August 31, 2012
AUSTRALIA’S biggest month for asylum seeker arrivals has recorded the 35th new boat as the number of people intercepted eclipses 2000 for the first time.
Authorities today said navy patrol boat ACV Hervey Bay intercepted a vessel north of Cocos (Keeling) Islands yesterday evening.
“Initial indications suggest there were 31 people on board,” Home Affairs Minister Jason Clare said ACV Hervey Bay said.
“Border Protection Command has transferred these people to Australian Government authorities on Cocos (Keeling) Islands.”
However, the government has been unable to guarantee all new arrivals since the switch to offshore processing on August 13 would be transferred to Nauru.
Mr Clare said the people would be transferred to Christmas Island, where they will undergo initial security, health and identity checks and their reasons for travel will be established.
“People arriving by boat without a visa after 13 August 2012 run the risk of transfer to a regional processing country,” he said.
The latest boat arrival takes to about 580 the number of suspected asylum seekers who have arrived in Australian waters in the past week.
It was the eighth boat stopped by Australian authorities since last Friday.
Meanwhile Australian ships and aircraft will this morning join the search for survivors from an asylum boat that sunk off Indonesia.
Australian Maritime Safety Authority says the Indonesian search and rescue authority, BASARNAS, will continue its rescue operation west of Java at about 9.30am today.
Merchant vessels Frontier Coronet, Voyager Explorer and Pelafigue Tide and two aircraft from Perth will join today’s search and rescue operation.
More than 90 people are still missing, but 54 have been rescued.
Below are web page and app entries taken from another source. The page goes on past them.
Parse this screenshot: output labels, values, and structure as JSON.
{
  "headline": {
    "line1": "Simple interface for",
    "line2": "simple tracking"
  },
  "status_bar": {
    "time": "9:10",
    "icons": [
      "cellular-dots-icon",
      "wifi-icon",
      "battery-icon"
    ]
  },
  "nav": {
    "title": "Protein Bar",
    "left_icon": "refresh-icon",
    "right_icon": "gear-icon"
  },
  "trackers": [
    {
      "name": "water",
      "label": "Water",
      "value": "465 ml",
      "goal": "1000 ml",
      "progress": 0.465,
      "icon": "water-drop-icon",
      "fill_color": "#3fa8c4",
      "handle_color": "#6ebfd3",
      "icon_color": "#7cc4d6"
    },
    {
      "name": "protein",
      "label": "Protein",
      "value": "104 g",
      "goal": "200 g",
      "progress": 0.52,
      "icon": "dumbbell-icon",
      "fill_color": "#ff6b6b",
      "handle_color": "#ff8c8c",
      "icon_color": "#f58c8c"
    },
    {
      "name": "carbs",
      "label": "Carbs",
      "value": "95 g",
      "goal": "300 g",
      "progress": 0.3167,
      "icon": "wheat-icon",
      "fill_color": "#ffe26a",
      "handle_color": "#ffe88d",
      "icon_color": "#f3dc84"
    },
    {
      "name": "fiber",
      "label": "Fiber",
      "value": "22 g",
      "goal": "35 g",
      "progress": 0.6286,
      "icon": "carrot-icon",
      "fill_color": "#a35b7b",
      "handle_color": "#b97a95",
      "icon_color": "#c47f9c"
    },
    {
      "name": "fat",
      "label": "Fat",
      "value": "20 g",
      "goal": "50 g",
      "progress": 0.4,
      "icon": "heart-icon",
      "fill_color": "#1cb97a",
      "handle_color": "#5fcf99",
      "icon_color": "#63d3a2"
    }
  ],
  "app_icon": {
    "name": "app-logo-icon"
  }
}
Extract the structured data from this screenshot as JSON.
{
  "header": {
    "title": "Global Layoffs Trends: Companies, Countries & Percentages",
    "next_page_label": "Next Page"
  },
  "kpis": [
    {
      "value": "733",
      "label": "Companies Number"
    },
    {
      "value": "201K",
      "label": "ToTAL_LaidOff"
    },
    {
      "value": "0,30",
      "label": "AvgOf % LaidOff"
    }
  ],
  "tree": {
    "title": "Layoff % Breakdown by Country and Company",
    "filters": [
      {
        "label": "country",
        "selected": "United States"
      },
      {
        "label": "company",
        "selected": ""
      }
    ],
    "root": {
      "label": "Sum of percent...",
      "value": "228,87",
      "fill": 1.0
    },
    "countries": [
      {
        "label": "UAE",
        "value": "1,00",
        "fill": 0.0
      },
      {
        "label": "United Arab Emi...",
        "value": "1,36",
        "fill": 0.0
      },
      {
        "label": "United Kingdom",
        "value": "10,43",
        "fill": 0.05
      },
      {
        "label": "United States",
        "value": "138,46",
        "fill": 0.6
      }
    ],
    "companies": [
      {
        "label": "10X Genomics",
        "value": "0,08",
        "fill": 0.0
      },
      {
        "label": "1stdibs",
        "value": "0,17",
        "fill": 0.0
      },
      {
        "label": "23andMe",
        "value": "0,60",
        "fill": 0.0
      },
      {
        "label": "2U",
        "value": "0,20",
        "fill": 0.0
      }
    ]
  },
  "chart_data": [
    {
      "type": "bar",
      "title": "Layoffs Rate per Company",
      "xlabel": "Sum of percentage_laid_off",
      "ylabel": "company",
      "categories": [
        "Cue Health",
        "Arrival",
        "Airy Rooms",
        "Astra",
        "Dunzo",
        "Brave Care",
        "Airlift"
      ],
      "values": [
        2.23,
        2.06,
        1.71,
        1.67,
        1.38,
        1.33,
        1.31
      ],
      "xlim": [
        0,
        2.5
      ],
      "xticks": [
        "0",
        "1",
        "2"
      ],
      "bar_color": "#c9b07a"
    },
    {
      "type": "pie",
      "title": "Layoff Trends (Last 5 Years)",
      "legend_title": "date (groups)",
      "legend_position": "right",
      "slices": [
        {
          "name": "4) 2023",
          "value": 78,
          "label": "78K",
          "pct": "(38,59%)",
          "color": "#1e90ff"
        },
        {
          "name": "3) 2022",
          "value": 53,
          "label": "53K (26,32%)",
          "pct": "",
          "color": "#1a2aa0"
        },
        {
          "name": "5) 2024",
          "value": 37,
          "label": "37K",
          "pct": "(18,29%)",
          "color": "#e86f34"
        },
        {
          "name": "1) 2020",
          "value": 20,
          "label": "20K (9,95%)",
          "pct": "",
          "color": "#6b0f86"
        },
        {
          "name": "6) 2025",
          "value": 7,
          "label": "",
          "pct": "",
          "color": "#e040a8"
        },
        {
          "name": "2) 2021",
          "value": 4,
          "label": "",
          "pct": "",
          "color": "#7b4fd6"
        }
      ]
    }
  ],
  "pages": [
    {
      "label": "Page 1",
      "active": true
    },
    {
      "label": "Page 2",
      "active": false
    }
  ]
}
The ABC is reporting that a merchant vessel yesterday recovered a body in the water near the sunken vessel.
The 54 survivors, including three with injuries, are set to be transferred to Merak in Indonesia, a port city on the west coast of Java, for medical attention.
With the search for more survivors set to resume this morning, authorities say a crucial rescue window may already have passed.
Most of the 54 survivors rescued yesterday spent the night aboard the Australian navy vessel HMAS Maitland.
Six men were plucked from the sea early yesterday by merchant vessel APL Bahrain.
Another 16 were spotted from the air in the afternoon and were later picked up by HMAS Maitland, and another 23 were recovered by merchant vessels in the area. The circumstances under which another ten people were found are not yet known.
All were on a boat carrying up to 150 people on its way from Indonesia to Australia.
Two distress signals were received from the boat early on Wednesday morning off Java’s western-most tip, but a search failed to find them.
Home Affairs Minister Jason Clare said the initial call of distress from the boat said the boat was carrying women and children.
Mr Clare lashed out at the people smugglers this morning saying the smugglers were running a “closing down sale” by tempting refugee hopefuls with the offer of a ride to Australia before offshore processing rules kick in – and warned their opportunistic grab for asylum seekers’ money could continue.
“They’re telling people they’re selling them a ticket to Australia,” he said. “What they’re really doing is selling them a ticket to Nauru or a ticket to the bottom of the sea”.
Mr Clare said chances of finding survivors were much slimmer after the first 48 hours after the boat sank.
He said the passing of legislation for offshore processing had fueled the people smugglers to act quickly.
“I think the legislation (to set up offshore processing) only encourages people smugglers to try and get people onto boats as quickly as they can because they know setting up offshore processing in Nauru, in Manus Island…will shut down their business model,” he said.
“More than 300 people have died in the last three months and it appears more people have died in the last 24 hours.”
Mr Clare said he expected people smugglers to keep trying to sell asylum seekers tickets to Australia, saying some asylum seekers had already paid half their ticket.
“My message to them, is don’t get on the boat,” he said.